Toutefois, l'ordonnance n'a pas supprimé le principe de proportionnalité du droit de vote énoncé à l'article L. 225-122 (N° Lexbase : L5993AIS), selon lequel chaque action donne droit à une voix au moins, exceptée la faculté de conférer un droit de vote double (C. com., art. L. 225-123 N° Lexbase : L5994AIT). L'émission d'actions à droits de votes multiples restera donc l'apanage de la société par actions simplifiée (C. com., art. L. 227-1 N° Lexbase : L6156AIT).

Par ailleurs, l'article L. 225-125 (N° Lexbase : L5996AIW) continue à affirmer que "les statuts peuvent limiter le nombre de voix dont chaque actionnaire dispose dans les assemblées sous la condition que cette limitation soit imposée à toutes les actions sans distinction de catégorie, autre que les actions à dividende prioritaire sans droit de vote". Mais, dans la mesure où l'article L. 228-11 autorise l'émission d'actions de préférence sans droit de vote (dans la limite de 50 % du capital, ce seuil étant ramené à 25 % dans les sociétés cotées), on a pu soutenir qu'il permet "de pratiquer un plafonnement qui ne s'appliquerait qu'aux actions de préférence, puisque cela revient à supprimer le droit de vote pour les actions excédant le plafond" (A. Viandier, art. préc. n° 21). Ce raisonnement repose sur une certaine logique, mais il contrevient à la lettre, parfaitement claire, de l'article L. 228-1 (N° Lexbase : L8356GQK), que les rédacteurs de l'ordonnance, à tort ou à raison, n'ont pas modifié ; dans le mesure où les actions de préférence s'analysent comme une "catégorie d'actions", il semble donc contestable de prévoir le plafonnement du nombre de voix de leurs titulaires.

Enfin, l'article L. 228-13 disposant que "les droits particuliers mentionnés à l'article L. 228-11 peuvent être exercés dans la société qui possède directement ou indirectement plus de la moitié du capital de l'émettrice ou de la société dont l'émettrice possède directement ou indirectement plus de la moitié du capital", on est amené à se demander si le droit de vote conféré par une action de préférence pourrait être exercé aux assemblées d'une société autre que l'émettrice.

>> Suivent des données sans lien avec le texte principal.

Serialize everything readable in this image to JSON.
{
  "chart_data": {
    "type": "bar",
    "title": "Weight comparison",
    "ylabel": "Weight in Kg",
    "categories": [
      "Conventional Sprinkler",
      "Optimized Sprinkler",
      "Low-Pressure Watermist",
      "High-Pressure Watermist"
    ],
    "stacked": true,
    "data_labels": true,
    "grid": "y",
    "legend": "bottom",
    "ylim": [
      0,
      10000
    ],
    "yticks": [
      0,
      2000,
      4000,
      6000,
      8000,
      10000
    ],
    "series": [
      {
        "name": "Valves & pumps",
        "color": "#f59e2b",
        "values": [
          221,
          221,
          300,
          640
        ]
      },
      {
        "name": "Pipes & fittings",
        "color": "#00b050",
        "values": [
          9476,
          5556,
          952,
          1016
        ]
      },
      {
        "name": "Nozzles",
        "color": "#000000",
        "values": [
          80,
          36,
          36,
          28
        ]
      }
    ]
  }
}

Plusieurs arguments conduisent à répondre par la négative. D'une part, dans la mesure où l'article L. 228-11 distingue droits particuliers et droit de vote, il n'y a pas lieu de considérer que, lorsque l'article L. 228-13 fait référence aux "droits particuliers mentionnés à l'article L. 228-11", il vise aussi le droit de vote. D'autre part et surtout, la thèse "hérétique" selon laquelle des actions pourraient conférer le droit de voter à d'autres assemblées que celles de la société émettrice reviendrait à bouleverser le droit des sociétés en supprimant le lien entre capital et droit de vote. Or, dans la société anonyme, ce lien a été maintenu par l'ordonnance, puisque l'article L. 228-11 renvoie expressément à l'article L. 225-122, qui pose le principe de proportionnalité. Dans un groupe constitué de sociétés par actions simplifiées, il ne sera pas non plus possible d'émettre ce type d'actions de préférence, car pour voter, il faut être associé (C. civ., art. 1844 al. 1er N° Lexbase : L2020ABG).

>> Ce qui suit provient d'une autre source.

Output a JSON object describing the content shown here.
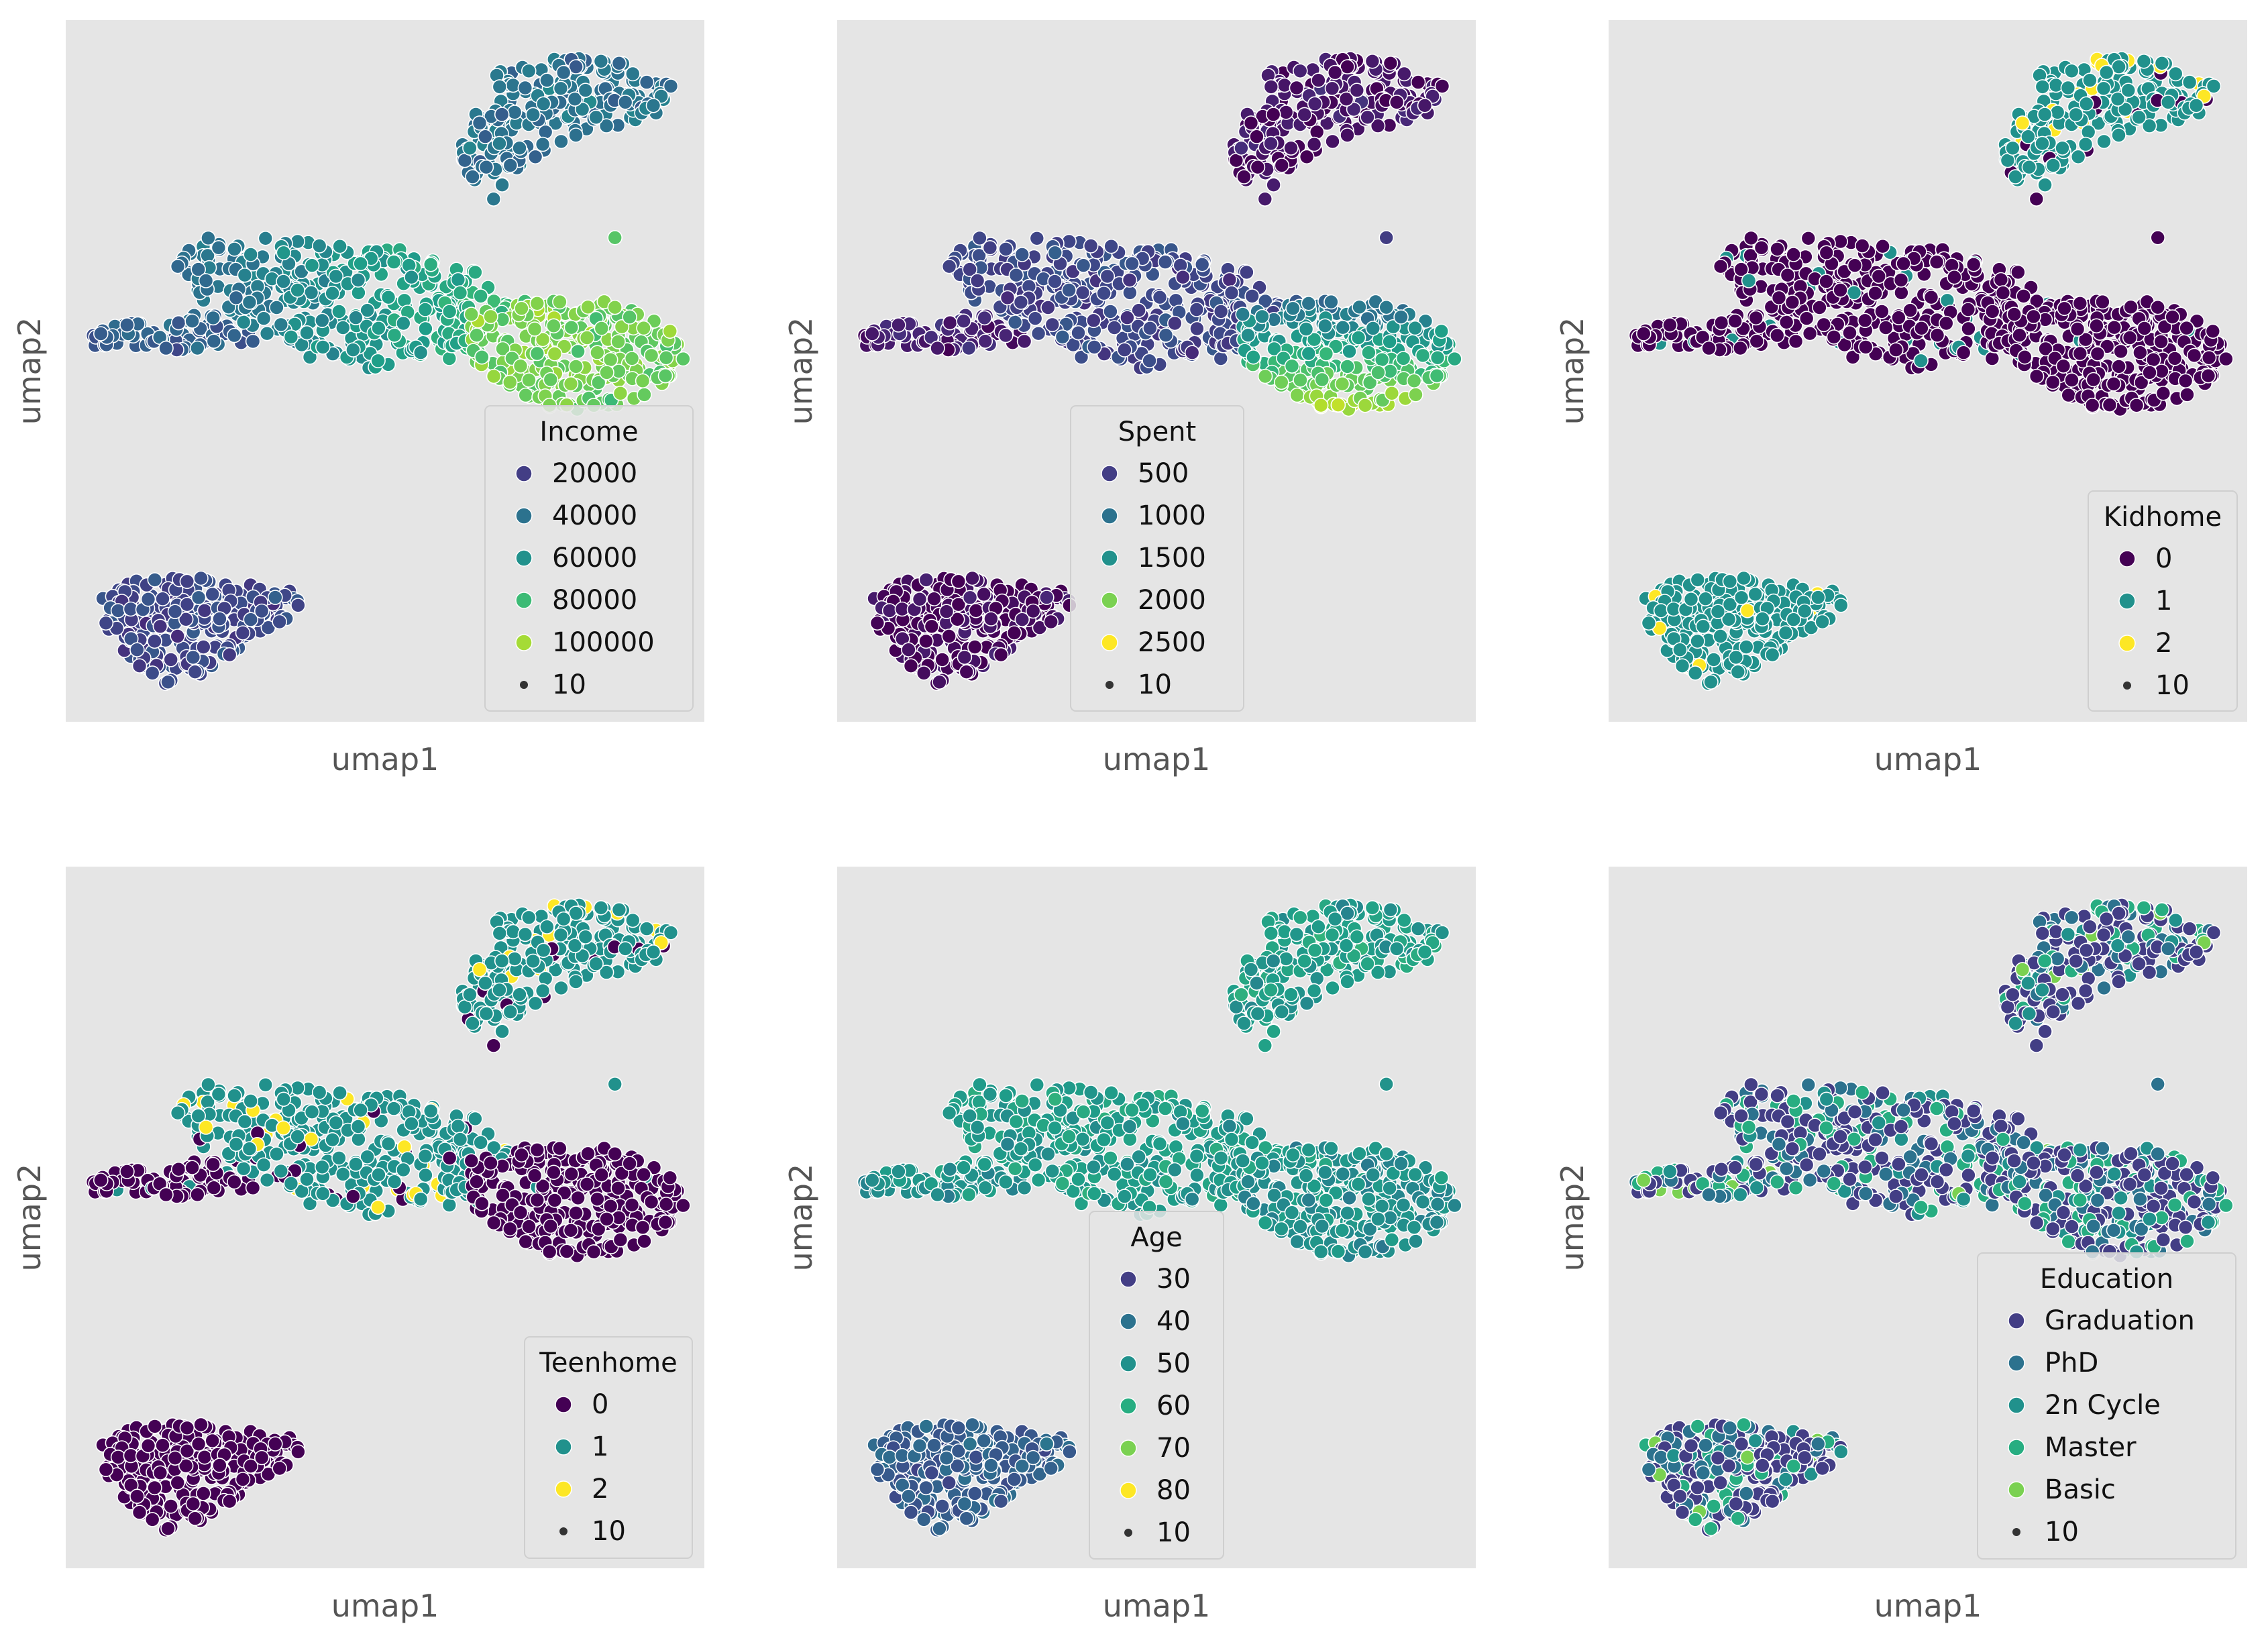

Toutes ces limites s'imposeront aux rédacteurs de statuts ; mais, dans leur respect et tout en exerçant pleinement les libertés nouvelles reconnues par l'ordonnance, ils pourront faire preuve de créativité et répondre aux attentes particulières des diverses catégories d'actionnaires (majoritaires et minoritaires, fondateurs et financiers, dirigeants, salariés, etc..) ayant, chacune, des intérêts propres, mais concourant ensemble à l'intérêt social.